Der Flüchtlingszustrom hielt auch am Wochenende weiter an: Insgesamt 28 Flüchtlinge der verschiedensten Nationalitäten wurden durch Beamte der Bundespolizei im Bereich der Bahnhöfe in der Zeit vom Freitag 24. Oktober bis zum Morgen des 27. Oktober angetroffen oder klingelten selbst an der Tür zur Wache. Alle Personen stellten ein Schutzersuchen, in deren weiteren Verlauf sie im Rahmen der Möglichkeiten durch die Bundespolizei erstversorgt wurden. Anschließend leiteten die Beamten die ersten Schritte für das Asylverfahren ein. Neben Syrern, kamen die Flüchtlinge aus Algerien, Guinea, Palästina, Marokko, Libyen, Kamerun, Nigeria oder Tunesien auf unterschiedlichsten Wegen in Dortmund an.
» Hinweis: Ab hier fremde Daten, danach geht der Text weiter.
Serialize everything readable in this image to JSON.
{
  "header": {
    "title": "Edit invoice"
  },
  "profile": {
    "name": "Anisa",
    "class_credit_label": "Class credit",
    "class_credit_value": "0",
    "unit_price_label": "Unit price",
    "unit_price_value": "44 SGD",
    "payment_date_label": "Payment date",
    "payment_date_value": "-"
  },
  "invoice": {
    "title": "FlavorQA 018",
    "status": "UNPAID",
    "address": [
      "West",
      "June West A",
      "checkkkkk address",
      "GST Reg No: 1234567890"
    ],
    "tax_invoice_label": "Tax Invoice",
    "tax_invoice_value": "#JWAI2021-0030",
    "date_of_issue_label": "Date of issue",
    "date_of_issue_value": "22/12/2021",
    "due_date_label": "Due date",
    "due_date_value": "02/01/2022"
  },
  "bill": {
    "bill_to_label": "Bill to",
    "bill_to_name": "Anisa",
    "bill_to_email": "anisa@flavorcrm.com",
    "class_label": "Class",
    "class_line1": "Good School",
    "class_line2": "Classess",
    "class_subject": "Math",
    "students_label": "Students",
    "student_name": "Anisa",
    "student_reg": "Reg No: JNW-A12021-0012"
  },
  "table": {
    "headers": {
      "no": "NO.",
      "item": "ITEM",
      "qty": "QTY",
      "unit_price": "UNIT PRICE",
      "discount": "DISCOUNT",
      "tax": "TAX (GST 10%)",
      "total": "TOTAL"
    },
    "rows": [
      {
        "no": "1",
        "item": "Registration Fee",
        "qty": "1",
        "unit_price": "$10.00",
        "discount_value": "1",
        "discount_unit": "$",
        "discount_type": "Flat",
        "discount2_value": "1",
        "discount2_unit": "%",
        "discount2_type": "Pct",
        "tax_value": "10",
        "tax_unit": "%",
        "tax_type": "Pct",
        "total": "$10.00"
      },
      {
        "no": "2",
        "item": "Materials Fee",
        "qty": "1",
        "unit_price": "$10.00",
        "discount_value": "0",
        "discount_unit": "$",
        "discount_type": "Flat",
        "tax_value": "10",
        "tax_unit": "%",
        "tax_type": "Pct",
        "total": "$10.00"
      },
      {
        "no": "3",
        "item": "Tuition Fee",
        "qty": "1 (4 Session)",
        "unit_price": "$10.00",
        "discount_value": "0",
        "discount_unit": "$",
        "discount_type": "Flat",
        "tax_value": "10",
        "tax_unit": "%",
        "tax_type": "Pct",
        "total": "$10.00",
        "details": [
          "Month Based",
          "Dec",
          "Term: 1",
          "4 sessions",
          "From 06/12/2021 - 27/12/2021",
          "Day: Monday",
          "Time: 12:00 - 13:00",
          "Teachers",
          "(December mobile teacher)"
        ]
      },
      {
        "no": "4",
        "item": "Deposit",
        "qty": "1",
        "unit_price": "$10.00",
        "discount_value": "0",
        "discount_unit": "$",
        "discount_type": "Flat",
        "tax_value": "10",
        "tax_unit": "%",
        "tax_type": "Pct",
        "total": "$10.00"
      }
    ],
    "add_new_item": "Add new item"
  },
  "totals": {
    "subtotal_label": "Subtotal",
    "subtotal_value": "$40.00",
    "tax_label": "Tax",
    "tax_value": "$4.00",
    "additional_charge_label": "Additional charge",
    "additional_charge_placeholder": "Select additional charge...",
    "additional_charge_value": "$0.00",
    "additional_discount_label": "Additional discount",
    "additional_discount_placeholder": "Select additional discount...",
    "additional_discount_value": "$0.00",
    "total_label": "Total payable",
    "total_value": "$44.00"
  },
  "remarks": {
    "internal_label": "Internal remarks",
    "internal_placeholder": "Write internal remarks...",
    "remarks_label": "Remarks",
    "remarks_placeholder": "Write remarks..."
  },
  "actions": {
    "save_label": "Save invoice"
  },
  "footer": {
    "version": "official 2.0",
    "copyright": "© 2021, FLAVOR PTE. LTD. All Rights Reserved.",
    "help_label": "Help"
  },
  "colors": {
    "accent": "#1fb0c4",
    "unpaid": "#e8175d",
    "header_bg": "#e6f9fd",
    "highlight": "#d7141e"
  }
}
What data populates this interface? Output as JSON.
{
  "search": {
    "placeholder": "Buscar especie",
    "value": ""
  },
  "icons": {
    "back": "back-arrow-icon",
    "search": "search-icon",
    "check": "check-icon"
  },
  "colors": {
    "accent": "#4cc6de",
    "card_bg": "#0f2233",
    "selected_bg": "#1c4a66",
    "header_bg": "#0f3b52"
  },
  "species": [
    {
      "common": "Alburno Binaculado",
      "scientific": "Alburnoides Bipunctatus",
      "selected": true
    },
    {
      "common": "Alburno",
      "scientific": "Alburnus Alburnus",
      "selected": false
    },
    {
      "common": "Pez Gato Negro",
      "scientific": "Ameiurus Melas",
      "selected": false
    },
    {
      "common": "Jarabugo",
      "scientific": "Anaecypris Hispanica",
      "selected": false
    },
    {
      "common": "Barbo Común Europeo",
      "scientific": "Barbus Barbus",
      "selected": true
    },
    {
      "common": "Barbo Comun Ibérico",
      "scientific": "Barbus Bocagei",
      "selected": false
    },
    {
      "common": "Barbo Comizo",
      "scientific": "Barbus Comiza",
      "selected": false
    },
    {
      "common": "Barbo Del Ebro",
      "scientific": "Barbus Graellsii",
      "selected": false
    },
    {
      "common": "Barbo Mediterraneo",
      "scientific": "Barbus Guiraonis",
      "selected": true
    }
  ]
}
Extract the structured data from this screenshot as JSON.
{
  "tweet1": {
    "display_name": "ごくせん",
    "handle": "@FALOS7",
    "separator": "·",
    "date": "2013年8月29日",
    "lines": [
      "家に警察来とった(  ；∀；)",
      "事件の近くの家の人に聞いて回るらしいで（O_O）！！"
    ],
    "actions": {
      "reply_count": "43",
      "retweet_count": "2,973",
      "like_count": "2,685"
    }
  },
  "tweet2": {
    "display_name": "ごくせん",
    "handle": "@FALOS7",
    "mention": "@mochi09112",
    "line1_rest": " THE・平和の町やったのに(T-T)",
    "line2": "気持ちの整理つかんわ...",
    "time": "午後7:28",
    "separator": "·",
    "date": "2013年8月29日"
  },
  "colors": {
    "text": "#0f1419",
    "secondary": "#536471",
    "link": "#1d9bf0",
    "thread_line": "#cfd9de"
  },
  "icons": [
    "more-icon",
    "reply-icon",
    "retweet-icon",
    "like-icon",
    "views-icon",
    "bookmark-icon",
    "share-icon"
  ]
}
Auch im Essener Revier der Dortmunder Bundespolizei beendete eine Familie aus Afghanistan ihre vermutlich schwere Reise. Es handelte sich hierbei um einen 27-jährigen Ehemann und seine 24-jährige Ehefrau, vier Kleinkinder und eine 37-jährige Frau. Vorerst nahm die Reise der 28 Menschen in der Flüchtlings-Erstaufnahme in Dortmund Hacheney ein Ende.